Why is the West so obsessed with Putin (and Ergodan, and China)?

Rarely a day goes by without some outraged denunciation of Putin’s regime by some Western intellectual and the Western press. The European Union has devoted an entire agency to the purpose, called EUvsDisinformation, whose task is to label as disinformation, of course Russian disinformation, any hint of criticism of the EU, NATO or the West in general. Curiously enough, this form of Russian propaganda does not need to be specifically addressed at Western audiences, EUvsDisinformation monitors every minute of Russian television, even minor tv channels, and two words said in a talk show by one of the guests for EUvsDisinformation already qualify as Russian propaganda, whose intent is to unjustly discredit the morally impeccable West. It is of course a healthy response and a sign of strength for an organism to defend itself from criticism, but a rejection of all criticism outright is probably a sign of something less desirable than just resilience.

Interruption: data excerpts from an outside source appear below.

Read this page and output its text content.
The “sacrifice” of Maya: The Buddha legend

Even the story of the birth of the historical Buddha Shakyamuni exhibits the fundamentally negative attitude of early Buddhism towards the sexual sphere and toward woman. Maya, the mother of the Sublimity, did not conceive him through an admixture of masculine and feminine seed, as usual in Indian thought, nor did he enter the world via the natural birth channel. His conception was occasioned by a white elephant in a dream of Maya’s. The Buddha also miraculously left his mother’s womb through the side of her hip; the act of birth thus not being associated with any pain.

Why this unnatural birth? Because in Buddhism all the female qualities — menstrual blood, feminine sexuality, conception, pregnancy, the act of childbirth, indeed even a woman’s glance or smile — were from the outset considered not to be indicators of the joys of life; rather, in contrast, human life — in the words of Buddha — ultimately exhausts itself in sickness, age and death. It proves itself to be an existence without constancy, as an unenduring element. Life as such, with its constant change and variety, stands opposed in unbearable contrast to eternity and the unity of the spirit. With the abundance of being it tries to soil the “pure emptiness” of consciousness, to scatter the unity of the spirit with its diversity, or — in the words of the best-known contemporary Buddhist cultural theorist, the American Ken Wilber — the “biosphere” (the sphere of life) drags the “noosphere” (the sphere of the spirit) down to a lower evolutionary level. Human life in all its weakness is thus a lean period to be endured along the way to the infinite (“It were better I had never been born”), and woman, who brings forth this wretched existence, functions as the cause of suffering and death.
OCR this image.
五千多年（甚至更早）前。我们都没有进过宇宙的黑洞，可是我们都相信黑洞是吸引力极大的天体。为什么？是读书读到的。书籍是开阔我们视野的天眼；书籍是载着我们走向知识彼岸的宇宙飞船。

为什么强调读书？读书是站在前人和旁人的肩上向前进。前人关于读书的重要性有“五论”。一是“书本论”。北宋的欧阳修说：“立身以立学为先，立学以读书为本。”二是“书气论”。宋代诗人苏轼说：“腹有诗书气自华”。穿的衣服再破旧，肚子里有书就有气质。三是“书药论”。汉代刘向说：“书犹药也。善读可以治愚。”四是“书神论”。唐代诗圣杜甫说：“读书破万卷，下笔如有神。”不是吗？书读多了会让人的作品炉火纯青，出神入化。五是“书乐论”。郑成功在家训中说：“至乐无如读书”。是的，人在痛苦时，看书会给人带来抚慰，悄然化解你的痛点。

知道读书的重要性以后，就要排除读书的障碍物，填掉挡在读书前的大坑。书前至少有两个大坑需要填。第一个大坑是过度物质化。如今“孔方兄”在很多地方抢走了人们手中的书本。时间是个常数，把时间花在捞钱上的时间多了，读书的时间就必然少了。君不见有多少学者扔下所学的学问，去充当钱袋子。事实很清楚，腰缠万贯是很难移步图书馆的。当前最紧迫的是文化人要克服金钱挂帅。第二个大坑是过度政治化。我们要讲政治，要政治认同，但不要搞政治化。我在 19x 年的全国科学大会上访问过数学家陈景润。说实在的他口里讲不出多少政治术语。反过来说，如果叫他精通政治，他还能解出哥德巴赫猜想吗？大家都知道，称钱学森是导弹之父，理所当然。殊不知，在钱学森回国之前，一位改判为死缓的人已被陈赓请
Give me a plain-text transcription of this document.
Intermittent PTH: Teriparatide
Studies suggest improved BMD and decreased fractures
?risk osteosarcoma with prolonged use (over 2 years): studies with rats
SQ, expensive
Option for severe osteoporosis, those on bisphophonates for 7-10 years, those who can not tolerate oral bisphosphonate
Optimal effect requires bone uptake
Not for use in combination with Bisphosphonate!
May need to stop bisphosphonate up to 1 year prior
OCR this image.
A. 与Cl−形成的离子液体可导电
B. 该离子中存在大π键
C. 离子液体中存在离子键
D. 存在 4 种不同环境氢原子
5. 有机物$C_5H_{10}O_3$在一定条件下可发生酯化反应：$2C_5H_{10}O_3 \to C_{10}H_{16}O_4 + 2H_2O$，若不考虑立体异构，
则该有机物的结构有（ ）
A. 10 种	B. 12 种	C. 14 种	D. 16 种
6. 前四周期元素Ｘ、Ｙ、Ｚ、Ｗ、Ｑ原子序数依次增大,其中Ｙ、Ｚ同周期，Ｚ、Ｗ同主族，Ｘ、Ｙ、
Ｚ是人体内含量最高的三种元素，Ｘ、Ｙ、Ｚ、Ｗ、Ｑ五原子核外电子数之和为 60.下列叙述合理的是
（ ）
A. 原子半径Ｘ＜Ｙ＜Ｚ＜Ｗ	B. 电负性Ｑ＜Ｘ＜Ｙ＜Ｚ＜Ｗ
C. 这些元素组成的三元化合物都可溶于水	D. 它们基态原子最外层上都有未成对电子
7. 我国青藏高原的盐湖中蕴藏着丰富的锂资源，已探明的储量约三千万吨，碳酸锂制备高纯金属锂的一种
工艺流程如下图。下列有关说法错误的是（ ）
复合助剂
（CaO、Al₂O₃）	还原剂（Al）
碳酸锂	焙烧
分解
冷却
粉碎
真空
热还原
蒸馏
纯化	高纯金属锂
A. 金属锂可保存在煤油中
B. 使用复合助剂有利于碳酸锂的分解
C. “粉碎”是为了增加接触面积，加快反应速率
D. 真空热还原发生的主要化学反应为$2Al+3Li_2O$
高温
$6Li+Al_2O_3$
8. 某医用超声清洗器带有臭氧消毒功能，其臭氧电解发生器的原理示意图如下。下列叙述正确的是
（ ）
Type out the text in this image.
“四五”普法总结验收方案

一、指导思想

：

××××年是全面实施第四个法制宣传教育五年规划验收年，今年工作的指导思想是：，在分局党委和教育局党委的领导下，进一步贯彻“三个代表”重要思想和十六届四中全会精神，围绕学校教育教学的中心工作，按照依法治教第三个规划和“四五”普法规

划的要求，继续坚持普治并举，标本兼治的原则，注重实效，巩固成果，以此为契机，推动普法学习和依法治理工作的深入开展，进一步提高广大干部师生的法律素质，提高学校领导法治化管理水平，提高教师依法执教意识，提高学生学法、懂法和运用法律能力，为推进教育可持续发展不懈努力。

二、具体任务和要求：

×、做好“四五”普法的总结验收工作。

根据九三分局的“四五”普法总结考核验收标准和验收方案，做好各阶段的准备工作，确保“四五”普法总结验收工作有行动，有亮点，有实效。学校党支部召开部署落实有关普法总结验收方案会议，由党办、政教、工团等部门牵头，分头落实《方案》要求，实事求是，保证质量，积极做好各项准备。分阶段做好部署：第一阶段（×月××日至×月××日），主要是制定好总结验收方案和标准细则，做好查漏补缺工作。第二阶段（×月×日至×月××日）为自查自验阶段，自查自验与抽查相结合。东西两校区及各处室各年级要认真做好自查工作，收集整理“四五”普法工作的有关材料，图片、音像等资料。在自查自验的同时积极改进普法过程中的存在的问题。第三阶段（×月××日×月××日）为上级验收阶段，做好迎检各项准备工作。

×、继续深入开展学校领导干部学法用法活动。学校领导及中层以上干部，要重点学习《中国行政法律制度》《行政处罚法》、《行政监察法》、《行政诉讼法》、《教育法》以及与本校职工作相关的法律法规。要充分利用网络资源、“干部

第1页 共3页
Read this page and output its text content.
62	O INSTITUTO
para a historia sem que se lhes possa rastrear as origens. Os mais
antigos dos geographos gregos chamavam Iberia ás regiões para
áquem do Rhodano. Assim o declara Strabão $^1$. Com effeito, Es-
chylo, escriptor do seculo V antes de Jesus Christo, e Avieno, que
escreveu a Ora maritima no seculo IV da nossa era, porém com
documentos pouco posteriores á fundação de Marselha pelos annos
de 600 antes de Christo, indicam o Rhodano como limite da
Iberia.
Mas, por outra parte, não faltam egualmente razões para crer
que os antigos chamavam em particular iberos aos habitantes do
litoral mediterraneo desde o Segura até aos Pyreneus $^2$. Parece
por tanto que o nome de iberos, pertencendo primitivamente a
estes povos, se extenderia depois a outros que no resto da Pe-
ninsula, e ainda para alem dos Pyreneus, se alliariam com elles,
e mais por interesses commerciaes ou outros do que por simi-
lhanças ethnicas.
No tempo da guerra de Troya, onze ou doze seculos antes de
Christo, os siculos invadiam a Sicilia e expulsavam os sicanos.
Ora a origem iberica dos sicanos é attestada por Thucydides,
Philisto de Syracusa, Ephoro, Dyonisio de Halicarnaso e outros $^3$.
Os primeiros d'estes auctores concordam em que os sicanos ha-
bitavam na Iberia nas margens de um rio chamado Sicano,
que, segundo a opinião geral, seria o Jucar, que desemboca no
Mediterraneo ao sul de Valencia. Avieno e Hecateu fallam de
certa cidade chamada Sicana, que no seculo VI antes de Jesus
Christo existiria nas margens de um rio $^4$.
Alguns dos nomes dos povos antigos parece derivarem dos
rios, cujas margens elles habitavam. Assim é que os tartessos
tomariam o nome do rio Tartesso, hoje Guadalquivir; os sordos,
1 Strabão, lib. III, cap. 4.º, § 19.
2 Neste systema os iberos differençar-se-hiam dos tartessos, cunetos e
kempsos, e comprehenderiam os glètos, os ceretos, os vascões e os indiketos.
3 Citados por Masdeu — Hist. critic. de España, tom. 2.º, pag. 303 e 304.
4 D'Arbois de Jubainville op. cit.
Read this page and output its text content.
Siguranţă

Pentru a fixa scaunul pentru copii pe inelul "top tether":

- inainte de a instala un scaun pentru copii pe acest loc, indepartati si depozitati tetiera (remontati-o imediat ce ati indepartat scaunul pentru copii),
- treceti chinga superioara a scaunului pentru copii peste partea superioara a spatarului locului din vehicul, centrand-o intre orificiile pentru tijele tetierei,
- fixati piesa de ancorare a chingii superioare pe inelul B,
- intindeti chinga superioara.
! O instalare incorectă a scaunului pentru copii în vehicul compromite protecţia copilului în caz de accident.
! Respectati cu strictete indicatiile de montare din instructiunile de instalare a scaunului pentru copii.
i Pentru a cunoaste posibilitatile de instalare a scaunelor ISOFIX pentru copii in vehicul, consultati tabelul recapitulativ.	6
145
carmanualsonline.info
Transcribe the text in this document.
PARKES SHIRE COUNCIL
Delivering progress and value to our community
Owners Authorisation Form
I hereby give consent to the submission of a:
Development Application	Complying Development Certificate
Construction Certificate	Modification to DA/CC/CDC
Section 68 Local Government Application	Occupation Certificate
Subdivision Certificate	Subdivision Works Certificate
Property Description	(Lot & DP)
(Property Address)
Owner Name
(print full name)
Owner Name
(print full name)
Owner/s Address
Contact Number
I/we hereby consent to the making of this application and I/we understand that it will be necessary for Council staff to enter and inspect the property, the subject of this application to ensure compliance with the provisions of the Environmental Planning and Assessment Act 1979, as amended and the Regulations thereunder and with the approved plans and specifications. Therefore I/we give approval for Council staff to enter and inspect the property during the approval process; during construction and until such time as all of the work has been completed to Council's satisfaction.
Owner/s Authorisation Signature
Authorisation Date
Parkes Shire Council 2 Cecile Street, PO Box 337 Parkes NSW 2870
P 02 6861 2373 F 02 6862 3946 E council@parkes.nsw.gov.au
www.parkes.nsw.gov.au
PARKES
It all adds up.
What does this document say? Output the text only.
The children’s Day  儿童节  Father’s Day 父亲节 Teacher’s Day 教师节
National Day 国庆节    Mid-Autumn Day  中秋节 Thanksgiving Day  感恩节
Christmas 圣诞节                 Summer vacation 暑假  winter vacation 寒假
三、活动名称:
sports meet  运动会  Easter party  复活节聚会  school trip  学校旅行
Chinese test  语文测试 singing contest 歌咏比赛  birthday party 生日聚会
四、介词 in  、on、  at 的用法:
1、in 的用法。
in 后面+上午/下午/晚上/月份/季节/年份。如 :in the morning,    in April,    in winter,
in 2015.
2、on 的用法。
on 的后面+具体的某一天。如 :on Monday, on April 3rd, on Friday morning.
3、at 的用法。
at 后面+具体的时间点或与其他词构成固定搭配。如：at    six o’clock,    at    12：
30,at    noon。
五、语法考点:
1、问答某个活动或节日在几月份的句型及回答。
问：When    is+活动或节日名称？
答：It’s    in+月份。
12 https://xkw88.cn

One day is Russia’s malign influence on Western democracy, one day it is Russia’s treatment of political opponents, one day it is Russia’s geopolitical imperialism, one day it is Russian trolls having taken over the whole of the internet, one day it is Russia’s bad vaccine, another Russia’s homophobic culture, then the fate of Navalny and the brutal way Russian police disperses the demonstrations. And these denunciations coming from intellectuals and the media have deeply permeated the consciousness of the Western public too. People are persuaded that things may not be ideal in the West, but Russia must truly be hell on earth.

Criticism of Russia does not require particular sophistication: everyone in the West knows that Russia is a cruel dictatorship, that Russia kills people and wages war just because they cannot do anything else other than killing and waging war. It does not matter how far people live from Russia or if they have ever spoken to a single person from Russia in their lives: many are truly obsessed about Putin’s sinister threat and Russia’s evil existence. It is a state of affairs that has promoted a culture where practically any form of criticism of Western policies is automatically dismissed as a Russian operation.

It is certainly possible that Erdogan and Putin are autocrats and that neither Turkey nor Russia are democracies. But Russia and Turkey have extremely little impact on the way people in the West live their lives. The insistence and the animosity with which Western media and the public speak of Russia, Turkey or China for that matter, physically distant thousands of kilometres and spiritually even more, is therefore remarkable. Yes, China is growing more powerful. Yes, Russia took over Crimea. How did the annexation of Crimea, if we want to call it like that, put Western security at risk? Why should the area of Western (that is American) security extend up to the Russian border while Russia must be deprived of any form of security interest, even right across their borders? Putin has been in power for 20 years: in what way exactly did he harm the West? Was stopping NATO enlargement into Ukraine and Georgia a damage to the West, a crime that the West cannot forgive Putin?

And what is this recent obsession with the fate of the Uyghurs in China? What is with this strange sudden interest in Belarus? Is it a distraction manoeuvre in the face of an increasingly discontented electorate in the West? A deep discontent witnessed by a couple of prominent elections that did not go the way the utopian globalists imagined they would have to go and exacerbated even more by the covid pandemic? As if to say: “Maybe you are unhappy with the way things are in the West right now, but look at the alternative, there is nothing but tyranny and oppression outside of the West”.

Even assuming Russia, Turkey or China are not democracies, that is the power there does not reside with the people: where is it written that the only legitimate form of government would be democracy? Why is power in Saudi Arabia, Jordan, Egypt or Pakistan legitimate, while in Belarus, Russia and Turkey those in power must be seen as nothing more than usurpers? And does in the West power reside with the people? Yes, people are been called to vote every few years but don’t these newly elected politicians strangely appear to submit to the non-elected powers of the media, established institutions like various transatlantic councils, big capital and large corporations? In the face of this, does not it sound hypocritical to say that in the West power resides with the people (the true meaning of the word democracy) in era when popular movements have been disdainfully rejected as “populistic”, as if the “people” were not after all good enough to understand what’s good for them and for their country?

Simply offering an alternative to the envisioned planetary neoliberal globalist regime qualifies a political leader as a dictator. Remember that Trump too, whose stance on globalism was ambiguous, was nearly equated to fascist demagogues like Mussolini and Hitler by some. With hindsight it clearly feels like a wild exaggeration, but I don’t know of many people who apologized or requalified their assessments. Experienced players on the global arena like Putin and Erdogan threaten (but even then only to a very limited extent) the globalist order: for this reason they must be pilloried.